With enough torque, web slipping past a roller is inevitable. I have seen web slipping on paper machine forming sections, coating rolls and many other places.
Slippage occurs when the forces on the web exceed the traction available between the roller and web. Slippage can be aggravated by wet surfaces (water, coating), high differential tension in and out of a roller, between layers of a winding roll, dry powders such as talc or starch. Some web surfaces such as silicon are very prone to slipping.
The forming sections of paper machines are also very prone to slipping because a synthetic screen (or wire) is driven long distances to form a web out of a slurry containing 97% water. Showers are used to clean the wire as it moves. To reduce slippage and provide the required torque, many motors are used to drive rollers around the length of the wire.
Coating sections are also prone to slipping. Coating rollers have a smooth rubber surface and the web is wet while passing the coating roller. It is often impossible to prevent slippage until the coating is right and the blade pressure is correct. Even then some coatings may run at substantially different speeds than other coatings with slippage being the only explanation.
The drive can detect gross slippage in several ways. Where a tension regulator is used, the output limit high and output limit low signals (part of the tension regulator) indicate the web is probably slipping. It may also indicate the draw is incorrectly set, or the wrong roller diameter is entered in the system during the past roll change.
When no tension regulator is used, slippage can be detected by comparing the speed of two or more rollers.
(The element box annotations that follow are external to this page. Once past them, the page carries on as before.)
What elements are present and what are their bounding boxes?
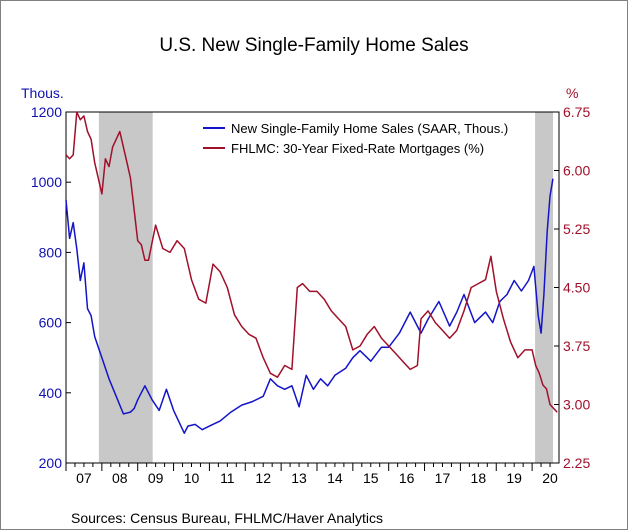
x-tick-label: 15 [363, 470, 379, 486]
legend-label-home-sales: New Single-Family Home Sales (SAAR, Thou… [231, 121, 508, 136]
x-tick-label: 18 [471, 470, 487, 486]
x-tick-label: 08 [112, 470, 128, 486]
left-tick-label: 1200 [31, 104, 62, 120]
x-tick-label: 07 [76, 470, 92, 486]
series-lines [65, 111, 558, 434]
left-tick-label: 200 [39, 455, 63, 471]
series-line-mortgage-rate [65, 111, 558, 413]
x-tick-label: 11 [220, 470, 235, 486]
x-tick-label: 13 [291, 470, 307, 486]
x-tick-label: 20 [542, 470, 558, 486]
source-note: Sources: Census Bureau, FHLMC/Haver Anal… [71, 510, 383, 526]
right-tick-label: 6.00 [563, 163, 590, 179]
left-tick-label: 400 [39, 385, 63, 401]
chart-title: U.S. New Single-Family Home Sales [159, 35, 468, 56]
x-tick-label: 19 [506, 470, 522, 486]
x-tick-label: 14 [327, 470, 343, 486]
right-tick-label: 3.00 [563, 397, 590, 413]
x-tick-label: 17 [435, 470, 451, 486]
recession-bands [98, 112, 554, 463]
legend: New Single-Family Home Sales (SAAR, Thou… [203, 121, 508, 156]
right-axis-unit-label: % [566, 85, 578, 101]
left-tick-label: 800 [39, 244, 63, 260]
legend-label-mortgage-rate: FHLMC: 30-Year Fixed-Rate Mortgages (%) [231, 141, 484, 156]
x-tick-label: 10 [184, 470, 200, 486]
right-tick-label: 6.75 [563, 104, 590, 120]
right-tick-label: 2.25 [563, 455, 590, 471]
x-tick-label: 09 [148, 470, 164, 486]
right-tick-label: 3.75 [563, 338, 590, 354]
left-tick-label: 600 [39, 315, 63, 331]
series-line-home-sales [65, 178, 554, 434]
axes: 200 400 600 800 1000 1200 2.25 3.00 3.75 4.50 5.25… [31, 104, 591, 486]
right-tick-label: 4.50 [563, 280, 590, 296]
x-tick-label: 12 [255, 470, 271, 486]
left-tick-label: 1000 [31, 174, 62, 190]
recession-band-0 [98, 112, 153, 463]
x-tick-label: 16 [399, 470, 415, 486]
left-axis-unit-label: Thous. [21, 85, 64, 101]
right-tick-label: 5.25 [563, 221, 590, 237]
This requires a tolerance of two times the speed variation of each drive speed regulator plus a several second time delay.
Another tool available is to monitor speed and torque changes. Jumps (rate of change) in speed and torque do not necessarily indicate slippage, but are a good indication.
To date, drive engineers have not spent much effort on detecting slip. This could be very valuable to operators and process engineers.
Cars have effective traction control today, but only after decades of development. In web handling, we cannot supply the same real time solutions. That is we can’t make web while pulsing a brake for one or more rollers or by driving from a redundant roller that is not slipping. We can plan ahead and improve traction in the same way we can change our 3 season radials for snow tires during the months snow and ice are guaranteed.